Any incompatibility of gradient_accumulation with the streaming data?

Hello,

I’m trying to train a model with streaming data using gradient accumulation on 8 GPUs in a single node. However, I found some strange results that I have never seen before:

When I increase gradient_accumulation, the result (both training/eval loss) become much worse than a smaller gradient_accumulation (at the same training steps), which is on contrary to the common sense that increasing gradient accumulation should improve the result because of large global batch sizes.

So, I wonder if there is some incompatibility of gradient accumulation with the streaming data.

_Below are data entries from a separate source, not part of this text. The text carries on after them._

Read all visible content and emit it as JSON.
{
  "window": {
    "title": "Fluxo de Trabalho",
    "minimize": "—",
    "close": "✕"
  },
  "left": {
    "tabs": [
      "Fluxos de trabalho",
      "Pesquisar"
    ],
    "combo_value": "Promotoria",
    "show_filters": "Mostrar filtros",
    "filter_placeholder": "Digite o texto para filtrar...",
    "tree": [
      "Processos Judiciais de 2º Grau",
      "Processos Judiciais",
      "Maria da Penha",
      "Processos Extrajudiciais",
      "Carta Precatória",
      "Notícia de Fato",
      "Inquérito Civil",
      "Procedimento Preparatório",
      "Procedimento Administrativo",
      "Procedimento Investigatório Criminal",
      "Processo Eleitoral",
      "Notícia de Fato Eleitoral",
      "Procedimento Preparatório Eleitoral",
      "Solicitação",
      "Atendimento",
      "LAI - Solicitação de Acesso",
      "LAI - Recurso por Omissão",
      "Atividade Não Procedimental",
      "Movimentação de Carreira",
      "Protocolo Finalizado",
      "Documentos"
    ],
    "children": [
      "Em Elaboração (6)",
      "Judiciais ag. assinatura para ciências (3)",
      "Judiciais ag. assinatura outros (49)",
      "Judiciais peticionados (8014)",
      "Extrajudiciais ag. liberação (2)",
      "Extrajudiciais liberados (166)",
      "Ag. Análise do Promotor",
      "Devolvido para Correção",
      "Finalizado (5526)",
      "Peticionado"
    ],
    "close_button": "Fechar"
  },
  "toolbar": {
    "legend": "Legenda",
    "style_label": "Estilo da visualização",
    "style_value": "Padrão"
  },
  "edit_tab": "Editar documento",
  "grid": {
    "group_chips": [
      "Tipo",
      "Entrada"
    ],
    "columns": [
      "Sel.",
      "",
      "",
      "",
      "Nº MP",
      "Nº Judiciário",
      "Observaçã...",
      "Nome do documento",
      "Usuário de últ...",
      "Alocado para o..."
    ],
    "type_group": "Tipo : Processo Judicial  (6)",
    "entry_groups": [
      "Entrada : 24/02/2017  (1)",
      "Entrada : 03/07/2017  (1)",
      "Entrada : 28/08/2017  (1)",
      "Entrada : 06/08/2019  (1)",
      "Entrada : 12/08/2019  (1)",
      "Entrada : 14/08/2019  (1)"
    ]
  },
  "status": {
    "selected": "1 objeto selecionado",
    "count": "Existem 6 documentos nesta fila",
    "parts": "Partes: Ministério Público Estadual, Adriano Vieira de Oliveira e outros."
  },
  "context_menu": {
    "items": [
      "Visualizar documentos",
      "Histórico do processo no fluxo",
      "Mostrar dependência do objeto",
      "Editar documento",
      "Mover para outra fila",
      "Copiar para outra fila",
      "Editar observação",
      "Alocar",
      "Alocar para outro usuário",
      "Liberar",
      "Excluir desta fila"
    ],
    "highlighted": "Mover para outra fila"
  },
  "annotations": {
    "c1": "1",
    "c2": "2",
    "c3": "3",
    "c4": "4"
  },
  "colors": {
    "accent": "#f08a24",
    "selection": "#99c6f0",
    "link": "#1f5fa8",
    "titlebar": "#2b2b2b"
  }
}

FYI, following are my code snippet for streaming dataset and gradient accumulation (training the LLaMa with LoRA in PEFT):

Dataset

train_file = [f"{idx}.jsonl" for idx in range(100000)]
eval_file = "valid.jsonl"

print("Loading dataset...")

dataset = load_dataset("json", data_files={"train": train_file, "eval": eval_file}, streaming=True)
dataset = dataset.with_format("torch")
train_dataset = dataset["train"]
train_dataset = train_dataset.shuffle(buffer_size=500)
eval_dataset = dataset["eval"]

train_dataset = train_dataset.map(tokenize_function, batched=True)

TrainingArg:
training_args = TrainingArguments(
output_dir=args.save_dir,
overwrite_output_dir=True,
num_train_epochs=epochs,
max_steps=max_steps,
per_device_train_batch_size=args.batch_size,
per_device_eval_batch_size=args.batch_size,
eval_accumulation_steps=8,
warmup_steps=args.warmup,
save_strategy=“steps”,
save_steps=5000,
evaluation_strategy=“steps”,
eval_steps=5000,
logging_steps=100,
log_on_each_node=False,
logging_dir=args.save_dir + “/logs”,
learning_rate=args.lr,
gradient_accumulation_steps=8,
fp16=True,
do_train=True)

I really appreciate any comments or suggestions. BTW, is there any way to log the global batch size? I even doubt if the global batch size is not correct as I thought.